0 / 0
Watson Machine Learning plans and compute usage

Watson Machine Learning plans and compute usage

You use Watson Machine Learning resources, which are measured in capacity unit hours (CUH), when you train AutoAI models, run machine learning models, or score deployed models. You use Watson Machine Learning resources, measured in resource units (RU), when you run inferencing services with foundation models. This topic describes the various plans you can choose, what services are included, and how computing resources are calculated.

Watson Machine Learning in Cloud Pak for Data as a Service and watsonx

Important:

The Watson Machine Learning plan includes details for watsonx.ai. Watsonx.ai is a studio of integrated tools for working with generative AI, powered by foundation models, and machine learning models. If you are using Cloud Pak for Data as a Service, then the details for working with foundation models and metering prompt inferencing using Resource Units do not apply to your plan.

If you are enabled for both watsonx and Cloud Pak for Data as a Service, you can switch between the two platforms.

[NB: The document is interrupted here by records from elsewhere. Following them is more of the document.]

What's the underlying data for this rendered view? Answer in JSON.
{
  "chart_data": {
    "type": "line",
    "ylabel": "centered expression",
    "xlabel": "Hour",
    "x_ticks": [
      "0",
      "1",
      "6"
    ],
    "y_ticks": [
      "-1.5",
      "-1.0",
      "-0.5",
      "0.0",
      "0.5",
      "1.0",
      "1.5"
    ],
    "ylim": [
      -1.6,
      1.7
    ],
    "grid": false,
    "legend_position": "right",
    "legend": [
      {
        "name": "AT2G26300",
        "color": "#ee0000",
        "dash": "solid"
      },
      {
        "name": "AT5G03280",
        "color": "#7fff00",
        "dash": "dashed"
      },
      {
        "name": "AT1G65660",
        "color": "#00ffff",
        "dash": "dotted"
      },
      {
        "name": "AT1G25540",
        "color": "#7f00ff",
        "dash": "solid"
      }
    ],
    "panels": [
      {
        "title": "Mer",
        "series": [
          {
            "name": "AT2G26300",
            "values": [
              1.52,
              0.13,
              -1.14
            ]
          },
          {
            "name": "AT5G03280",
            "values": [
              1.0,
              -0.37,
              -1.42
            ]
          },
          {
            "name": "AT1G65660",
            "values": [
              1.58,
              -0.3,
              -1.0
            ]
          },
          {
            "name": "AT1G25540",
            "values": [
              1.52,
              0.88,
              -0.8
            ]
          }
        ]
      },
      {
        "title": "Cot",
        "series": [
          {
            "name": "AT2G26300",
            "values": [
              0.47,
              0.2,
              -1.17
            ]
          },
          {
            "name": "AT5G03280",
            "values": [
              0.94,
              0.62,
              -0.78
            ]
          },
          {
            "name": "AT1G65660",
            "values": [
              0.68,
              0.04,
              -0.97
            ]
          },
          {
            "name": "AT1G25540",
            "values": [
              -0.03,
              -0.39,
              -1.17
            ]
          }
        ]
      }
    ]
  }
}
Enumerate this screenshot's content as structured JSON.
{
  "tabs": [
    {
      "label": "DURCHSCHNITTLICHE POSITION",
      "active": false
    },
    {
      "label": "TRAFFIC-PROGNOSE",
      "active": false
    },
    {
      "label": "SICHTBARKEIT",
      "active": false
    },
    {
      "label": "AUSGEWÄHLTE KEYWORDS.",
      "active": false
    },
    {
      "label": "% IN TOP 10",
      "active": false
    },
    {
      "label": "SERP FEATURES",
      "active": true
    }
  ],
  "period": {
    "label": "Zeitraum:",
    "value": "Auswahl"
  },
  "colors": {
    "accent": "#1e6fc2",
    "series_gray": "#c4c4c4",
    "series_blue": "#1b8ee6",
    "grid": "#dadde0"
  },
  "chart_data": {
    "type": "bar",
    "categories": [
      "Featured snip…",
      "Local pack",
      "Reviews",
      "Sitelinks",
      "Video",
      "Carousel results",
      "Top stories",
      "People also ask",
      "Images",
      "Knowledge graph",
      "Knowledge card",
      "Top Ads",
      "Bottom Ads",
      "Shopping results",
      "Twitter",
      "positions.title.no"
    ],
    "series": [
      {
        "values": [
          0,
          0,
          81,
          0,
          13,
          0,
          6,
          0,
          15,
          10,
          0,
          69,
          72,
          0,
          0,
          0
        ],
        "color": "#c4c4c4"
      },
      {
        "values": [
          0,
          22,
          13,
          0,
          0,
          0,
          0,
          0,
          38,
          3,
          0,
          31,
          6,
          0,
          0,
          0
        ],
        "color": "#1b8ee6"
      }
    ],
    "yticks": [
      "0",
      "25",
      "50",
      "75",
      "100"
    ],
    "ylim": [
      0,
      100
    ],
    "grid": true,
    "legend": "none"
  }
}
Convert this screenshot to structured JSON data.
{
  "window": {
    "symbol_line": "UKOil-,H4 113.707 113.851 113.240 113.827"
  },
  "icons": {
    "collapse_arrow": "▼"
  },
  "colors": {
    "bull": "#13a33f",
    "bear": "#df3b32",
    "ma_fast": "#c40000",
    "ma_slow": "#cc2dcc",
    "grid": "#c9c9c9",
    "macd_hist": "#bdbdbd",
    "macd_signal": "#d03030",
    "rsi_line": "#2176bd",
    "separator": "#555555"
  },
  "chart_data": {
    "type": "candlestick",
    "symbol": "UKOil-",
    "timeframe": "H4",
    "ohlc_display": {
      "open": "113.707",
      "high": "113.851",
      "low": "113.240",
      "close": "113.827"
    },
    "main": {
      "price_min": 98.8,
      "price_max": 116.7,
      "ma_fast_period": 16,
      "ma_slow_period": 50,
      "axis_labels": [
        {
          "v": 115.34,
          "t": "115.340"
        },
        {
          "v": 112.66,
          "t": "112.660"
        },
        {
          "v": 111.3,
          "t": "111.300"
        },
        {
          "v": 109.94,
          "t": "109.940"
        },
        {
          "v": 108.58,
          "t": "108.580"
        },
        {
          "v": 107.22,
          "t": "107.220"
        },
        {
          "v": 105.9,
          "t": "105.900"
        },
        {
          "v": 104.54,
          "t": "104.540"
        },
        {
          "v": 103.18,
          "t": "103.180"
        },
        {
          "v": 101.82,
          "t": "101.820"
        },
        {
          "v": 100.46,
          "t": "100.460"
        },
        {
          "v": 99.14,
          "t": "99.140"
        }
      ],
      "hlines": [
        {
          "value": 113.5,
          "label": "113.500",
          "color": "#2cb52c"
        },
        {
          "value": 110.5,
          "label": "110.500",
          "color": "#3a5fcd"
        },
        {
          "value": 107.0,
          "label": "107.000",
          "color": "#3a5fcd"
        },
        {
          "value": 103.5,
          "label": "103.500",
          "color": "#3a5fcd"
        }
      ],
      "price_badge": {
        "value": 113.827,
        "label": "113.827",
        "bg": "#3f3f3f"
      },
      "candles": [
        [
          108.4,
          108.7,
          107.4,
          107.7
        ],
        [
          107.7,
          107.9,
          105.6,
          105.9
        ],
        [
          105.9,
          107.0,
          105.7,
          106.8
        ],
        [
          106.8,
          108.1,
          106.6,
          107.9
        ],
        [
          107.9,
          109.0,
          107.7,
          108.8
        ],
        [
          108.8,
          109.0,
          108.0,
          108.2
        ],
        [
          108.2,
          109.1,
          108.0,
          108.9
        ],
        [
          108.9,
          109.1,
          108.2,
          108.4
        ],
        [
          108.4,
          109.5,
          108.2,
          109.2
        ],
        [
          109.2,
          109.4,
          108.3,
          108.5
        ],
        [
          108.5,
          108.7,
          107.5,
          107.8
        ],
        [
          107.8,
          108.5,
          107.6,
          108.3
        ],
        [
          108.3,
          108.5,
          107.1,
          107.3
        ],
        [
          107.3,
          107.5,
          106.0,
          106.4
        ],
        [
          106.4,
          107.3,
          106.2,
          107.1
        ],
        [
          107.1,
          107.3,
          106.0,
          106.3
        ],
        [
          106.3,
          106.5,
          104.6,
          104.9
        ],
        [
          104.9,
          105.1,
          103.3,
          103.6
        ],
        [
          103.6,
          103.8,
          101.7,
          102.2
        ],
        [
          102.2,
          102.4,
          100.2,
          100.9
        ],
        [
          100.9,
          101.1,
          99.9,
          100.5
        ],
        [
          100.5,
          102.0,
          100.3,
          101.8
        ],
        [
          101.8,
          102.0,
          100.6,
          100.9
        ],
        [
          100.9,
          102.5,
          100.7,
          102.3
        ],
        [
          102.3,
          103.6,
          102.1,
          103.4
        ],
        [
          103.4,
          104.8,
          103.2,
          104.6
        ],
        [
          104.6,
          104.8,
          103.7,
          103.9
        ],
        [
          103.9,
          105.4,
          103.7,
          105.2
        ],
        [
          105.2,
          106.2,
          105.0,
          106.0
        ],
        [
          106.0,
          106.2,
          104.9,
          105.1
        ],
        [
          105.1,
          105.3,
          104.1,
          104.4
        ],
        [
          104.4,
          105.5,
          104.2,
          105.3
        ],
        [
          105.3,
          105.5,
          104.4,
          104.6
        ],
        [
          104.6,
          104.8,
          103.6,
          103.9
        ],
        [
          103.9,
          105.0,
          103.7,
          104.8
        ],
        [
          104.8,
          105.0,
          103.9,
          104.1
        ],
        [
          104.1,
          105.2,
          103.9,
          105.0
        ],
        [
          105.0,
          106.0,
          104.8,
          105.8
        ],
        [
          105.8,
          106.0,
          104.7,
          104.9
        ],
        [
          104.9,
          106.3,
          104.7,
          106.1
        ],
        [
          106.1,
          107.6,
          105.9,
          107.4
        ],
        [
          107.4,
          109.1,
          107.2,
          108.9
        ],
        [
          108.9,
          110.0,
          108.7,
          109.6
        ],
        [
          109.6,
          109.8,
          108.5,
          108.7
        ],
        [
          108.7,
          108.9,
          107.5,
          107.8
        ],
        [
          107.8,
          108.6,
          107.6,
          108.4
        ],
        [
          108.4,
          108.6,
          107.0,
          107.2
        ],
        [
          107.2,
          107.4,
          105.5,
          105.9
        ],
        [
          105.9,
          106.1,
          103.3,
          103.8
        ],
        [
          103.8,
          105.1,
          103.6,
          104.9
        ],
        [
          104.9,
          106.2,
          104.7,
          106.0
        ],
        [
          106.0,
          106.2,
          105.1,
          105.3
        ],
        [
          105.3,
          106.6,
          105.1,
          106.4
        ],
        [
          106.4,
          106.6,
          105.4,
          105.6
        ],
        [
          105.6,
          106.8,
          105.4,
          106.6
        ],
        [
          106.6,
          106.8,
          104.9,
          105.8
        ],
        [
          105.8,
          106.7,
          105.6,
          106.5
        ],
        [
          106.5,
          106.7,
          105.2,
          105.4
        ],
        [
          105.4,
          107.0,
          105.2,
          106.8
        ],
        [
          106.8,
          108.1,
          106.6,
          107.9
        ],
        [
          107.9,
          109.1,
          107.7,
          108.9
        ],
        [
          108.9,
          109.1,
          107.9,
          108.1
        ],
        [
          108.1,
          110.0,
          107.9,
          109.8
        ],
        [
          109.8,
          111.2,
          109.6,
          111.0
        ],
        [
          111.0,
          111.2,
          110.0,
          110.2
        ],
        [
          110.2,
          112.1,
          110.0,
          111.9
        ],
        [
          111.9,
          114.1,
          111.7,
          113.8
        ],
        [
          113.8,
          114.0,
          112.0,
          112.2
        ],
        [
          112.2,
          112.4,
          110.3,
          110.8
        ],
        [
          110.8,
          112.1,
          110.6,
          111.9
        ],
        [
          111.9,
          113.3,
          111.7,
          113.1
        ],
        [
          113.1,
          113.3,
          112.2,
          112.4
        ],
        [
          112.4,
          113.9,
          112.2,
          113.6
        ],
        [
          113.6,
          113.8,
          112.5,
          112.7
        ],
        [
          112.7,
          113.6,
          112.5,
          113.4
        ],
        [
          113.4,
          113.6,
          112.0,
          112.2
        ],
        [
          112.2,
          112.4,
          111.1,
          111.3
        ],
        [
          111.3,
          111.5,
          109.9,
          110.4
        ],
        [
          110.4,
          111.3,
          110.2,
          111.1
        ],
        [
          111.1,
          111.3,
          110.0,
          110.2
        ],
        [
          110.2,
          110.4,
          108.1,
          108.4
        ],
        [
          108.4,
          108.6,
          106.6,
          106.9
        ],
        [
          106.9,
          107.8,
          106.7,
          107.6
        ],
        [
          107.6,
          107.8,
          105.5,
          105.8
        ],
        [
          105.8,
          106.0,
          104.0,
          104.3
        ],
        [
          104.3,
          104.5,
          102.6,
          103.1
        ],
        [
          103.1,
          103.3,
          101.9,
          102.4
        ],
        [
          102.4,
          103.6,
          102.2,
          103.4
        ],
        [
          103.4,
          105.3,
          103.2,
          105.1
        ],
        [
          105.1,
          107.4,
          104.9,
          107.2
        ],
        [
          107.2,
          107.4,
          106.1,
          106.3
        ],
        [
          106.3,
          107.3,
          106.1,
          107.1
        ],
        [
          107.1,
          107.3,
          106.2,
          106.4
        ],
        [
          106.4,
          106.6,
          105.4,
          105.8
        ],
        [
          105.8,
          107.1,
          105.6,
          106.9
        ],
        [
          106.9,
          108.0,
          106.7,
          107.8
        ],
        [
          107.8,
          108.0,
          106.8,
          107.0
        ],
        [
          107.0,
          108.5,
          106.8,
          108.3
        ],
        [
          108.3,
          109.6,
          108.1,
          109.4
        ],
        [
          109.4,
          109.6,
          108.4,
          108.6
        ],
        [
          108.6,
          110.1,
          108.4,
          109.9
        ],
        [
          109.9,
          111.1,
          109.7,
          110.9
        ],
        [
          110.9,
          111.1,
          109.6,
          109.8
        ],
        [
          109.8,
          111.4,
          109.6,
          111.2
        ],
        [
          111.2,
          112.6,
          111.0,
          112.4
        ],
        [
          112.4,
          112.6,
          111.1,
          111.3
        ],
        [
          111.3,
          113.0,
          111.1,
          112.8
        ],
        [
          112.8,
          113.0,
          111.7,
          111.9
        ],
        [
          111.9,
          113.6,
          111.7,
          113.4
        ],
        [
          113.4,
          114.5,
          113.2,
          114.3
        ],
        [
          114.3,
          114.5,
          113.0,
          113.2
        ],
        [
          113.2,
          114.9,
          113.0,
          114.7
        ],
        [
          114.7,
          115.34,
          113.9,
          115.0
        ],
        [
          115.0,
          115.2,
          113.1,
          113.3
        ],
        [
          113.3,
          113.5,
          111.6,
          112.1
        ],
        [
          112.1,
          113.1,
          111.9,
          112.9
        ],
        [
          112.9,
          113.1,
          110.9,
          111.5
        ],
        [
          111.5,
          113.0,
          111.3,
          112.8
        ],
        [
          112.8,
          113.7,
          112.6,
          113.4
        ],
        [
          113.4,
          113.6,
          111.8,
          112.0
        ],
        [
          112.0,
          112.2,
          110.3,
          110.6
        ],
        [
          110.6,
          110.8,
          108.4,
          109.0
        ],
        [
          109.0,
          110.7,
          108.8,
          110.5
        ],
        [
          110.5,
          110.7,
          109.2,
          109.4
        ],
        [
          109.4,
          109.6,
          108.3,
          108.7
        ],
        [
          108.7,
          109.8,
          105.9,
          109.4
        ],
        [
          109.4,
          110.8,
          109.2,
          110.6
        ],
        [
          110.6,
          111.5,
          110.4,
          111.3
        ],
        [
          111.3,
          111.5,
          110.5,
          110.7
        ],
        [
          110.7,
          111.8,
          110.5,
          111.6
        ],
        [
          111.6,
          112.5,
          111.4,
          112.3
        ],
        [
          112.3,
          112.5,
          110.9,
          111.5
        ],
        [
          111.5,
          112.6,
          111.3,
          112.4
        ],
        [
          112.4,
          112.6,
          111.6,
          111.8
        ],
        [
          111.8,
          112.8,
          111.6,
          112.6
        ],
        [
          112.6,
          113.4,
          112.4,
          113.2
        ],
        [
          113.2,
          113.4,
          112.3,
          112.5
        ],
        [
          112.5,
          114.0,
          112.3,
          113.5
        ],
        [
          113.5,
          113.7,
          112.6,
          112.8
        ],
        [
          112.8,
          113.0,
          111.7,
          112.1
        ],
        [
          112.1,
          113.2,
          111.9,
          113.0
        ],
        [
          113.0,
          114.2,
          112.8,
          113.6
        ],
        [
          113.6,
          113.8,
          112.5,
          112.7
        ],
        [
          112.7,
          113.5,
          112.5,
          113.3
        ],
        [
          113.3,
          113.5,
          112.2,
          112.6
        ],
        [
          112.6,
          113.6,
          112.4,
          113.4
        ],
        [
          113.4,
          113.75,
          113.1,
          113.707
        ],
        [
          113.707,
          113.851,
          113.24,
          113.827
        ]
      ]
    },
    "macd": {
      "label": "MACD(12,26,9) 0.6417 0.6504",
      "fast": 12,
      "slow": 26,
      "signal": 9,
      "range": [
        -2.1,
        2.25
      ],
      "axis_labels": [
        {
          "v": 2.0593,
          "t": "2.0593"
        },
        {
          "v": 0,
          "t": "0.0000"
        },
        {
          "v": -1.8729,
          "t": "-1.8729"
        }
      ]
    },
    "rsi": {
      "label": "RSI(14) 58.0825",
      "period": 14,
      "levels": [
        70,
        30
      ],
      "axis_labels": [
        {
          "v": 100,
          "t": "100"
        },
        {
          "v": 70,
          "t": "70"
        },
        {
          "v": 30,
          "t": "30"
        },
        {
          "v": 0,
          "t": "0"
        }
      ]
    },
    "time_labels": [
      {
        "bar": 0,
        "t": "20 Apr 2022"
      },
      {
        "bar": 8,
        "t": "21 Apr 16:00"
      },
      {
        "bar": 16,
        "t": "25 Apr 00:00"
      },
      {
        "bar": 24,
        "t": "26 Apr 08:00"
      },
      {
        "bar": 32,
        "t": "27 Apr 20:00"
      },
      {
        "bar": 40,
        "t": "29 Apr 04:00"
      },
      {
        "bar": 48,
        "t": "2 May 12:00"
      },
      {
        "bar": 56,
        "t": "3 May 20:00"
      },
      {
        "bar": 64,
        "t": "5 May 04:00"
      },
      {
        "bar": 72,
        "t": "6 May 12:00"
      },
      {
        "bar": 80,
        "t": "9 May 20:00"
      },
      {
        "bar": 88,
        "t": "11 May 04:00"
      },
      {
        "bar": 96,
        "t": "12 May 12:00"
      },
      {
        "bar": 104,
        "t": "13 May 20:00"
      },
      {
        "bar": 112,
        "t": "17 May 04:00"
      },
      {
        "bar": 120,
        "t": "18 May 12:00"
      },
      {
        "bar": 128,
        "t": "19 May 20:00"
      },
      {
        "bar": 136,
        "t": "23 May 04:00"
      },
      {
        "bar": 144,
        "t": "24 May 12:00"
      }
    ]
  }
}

Choosing a Watson Machine Learning plan

View a comparison of plans and consider the details to choose a plan that fits your needs.

Watson Machine Learning plans

Watson Machine Learning plans govern how you are billed for models you train and deploy with Watson Machine Learning and for prompts you use with foundation models. Choose a plan based on your needs:

  • Lite is a free plan with limited capacity. Choose this plan if you are evaluating Watson Machine Learning and want to try out the capabilities. The Lite plan does not support running a foundation model tuning experiment on watsonx.
  • Essentials is a pay-as-you-go plan that gives you the flexibility to build, deploy, and manage models to match your needs.
  • Standard is a high-capacity enterprise plan that is designed to support all of an organization's machine learning needs. Capacity unit hours are provided at a flat rate, while resource unit consumption is pay-as-you-go.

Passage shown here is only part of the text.